Mistakes That Make Soreness Worse

The most common error is rounding your back during seated or standing glute stretches. When you hunch forward, the stretch shifts from your glutes to your lower back, which means the tight muscle never actually lengthens and your lumbar spine absorbs stress it shouldn’t. Focus on hinging at the hips while keeping your chest lifted and spine neutral.

Bouncing into the stretch is another frequent problem. Ballistic movements trigger a protective reflex that actually tightens the muscle. Move into each position slowly, settle into the stretch, and breathe. If you feel the muscle resisting, hold still and let it release rather than pushing harder.

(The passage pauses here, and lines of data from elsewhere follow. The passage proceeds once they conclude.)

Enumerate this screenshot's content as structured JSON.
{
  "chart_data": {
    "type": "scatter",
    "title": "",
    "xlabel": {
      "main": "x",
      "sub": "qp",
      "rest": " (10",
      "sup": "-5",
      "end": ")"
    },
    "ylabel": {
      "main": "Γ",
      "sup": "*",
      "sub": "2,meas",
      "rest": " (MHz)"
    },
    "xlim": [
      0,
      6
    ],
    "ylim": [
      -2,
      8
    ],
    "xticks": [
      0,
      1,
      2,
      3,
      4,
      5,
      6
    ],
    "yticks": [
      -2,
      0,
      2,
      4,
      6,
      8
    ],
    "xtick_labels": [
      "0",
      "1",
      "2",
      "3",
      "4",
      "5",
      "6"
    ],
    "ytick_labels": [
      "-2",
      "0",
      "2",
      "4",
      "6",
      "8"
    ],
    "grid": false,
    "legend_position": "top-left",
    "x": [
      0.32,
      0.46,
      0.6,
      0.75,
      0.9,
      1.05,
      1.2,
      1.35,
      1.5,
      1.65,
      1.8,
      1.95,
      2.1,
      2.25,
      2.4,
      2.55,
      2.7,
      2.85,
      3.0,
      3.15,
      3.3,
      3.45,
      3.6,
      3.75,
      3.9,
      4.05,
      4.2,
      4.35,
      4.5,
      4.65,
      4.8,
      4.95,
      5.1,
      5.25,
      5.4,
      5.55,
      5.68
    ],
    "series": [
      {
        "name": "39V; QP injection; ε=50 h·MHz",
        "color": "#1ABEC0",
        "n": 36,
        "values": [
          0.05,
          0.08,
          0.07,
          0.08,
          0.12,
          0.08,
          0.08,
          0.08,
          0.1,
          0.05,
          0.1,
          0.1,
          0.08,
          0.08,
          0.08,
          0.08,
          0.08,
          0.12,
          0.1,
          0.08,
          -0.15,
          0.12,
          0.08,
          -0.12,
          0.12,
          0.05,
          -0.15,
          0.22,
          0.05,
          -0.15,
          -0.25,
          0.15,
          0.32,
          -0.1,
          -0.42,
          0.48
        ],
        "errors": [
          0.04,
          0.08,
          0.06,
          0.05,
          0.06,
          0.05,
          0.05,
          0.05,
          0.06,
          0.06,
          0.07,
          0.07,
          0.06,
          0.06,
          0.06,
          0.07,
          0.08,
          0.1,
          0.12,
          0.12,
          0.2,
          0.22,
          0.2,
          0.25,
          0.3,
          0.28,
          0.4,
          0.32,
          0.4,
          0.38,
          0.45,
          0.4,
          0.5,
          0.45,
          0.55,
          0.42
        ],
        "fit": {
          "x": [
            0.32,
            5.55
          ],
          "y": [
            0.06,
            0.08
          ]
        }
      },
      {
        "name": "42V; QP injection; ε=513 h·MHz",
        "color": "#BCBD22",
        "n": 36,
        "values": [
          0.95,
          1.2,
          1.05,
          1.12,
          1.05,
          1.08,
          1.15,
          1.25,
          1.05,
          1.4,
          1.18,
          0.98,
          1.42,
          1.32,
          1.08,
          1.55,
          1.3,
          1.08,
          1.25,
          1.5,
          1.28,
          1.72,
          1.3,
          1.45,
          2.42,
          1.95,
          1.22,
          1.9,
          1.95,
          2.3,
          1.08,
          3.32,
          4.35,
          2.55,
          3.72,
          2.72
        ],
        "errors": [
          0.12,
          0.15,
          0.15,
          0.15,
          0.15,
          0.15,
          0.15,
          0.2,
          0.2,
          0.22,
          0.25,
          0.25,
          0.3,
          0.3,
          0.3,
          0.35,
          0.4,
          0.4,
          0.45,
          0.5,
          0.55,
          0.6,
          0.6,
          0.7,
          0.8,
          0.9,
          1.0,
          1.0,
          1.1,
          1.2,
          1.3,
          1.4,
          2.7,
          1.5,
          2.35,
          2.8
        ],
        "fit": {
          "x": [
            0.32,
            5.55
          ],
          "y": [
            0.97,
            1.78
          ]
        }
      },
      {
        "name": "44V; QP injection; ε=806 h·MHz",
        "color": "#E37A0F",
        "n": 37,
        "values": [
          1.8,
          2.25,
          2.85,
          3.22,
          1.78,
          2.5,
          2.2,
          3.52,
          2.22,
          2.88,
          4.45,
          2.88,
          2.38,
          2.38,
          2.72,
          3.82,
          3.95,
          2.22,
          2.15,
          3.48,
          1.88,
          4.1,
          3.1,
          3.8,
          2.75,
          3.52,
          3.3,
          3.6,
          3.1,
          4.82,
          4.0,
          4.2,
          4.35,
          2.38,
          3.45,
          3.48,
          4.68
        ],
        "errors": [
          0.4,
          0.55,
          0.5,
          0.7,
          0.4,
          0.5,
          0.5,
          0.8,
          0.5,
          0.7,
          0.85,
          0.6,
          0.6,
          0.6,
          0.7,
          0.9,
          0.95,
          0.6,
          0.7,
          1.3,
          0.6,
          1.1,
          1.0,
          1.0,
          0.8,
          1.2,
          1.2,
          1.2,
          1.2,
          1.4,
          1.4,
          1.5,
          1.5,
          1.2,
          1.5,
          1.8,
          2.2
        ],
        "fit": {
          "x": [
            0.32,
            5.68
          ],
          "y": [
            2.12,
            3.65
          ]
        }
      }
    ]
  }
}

Finally, stretching through sharp or localized pain is counterproductive. General soreness, the diffuse ache after a hard workout, responds well to stretching. But a sharp, pinching sensation in one specific spot, pain that wakes you at night, swelling, limping, or discomfort when rotating your hip could signal a gluteus medius tear or another injury that stretching can aggravate.

Putting It All Together

A simple daily routine for sore glutes takes about 10 minutes. Start with one to two minutes of foam rolling per side to break up the worst of the tenderness. Follow with the seated glute stretch if you’re at work, or the figure-4 and pigeon pose if you have floor space. Hold each stretch for 30 seconds, repeat twice per side, and aim to do this three to four times throughout the day until the soreness fades. Most exercise-related glute soreness resolves within two to three days with consistent stretching and rolling. If it lingers beyond a week or gets worse rather than better, that’s a signal something beyond normal muscle soreness is going on.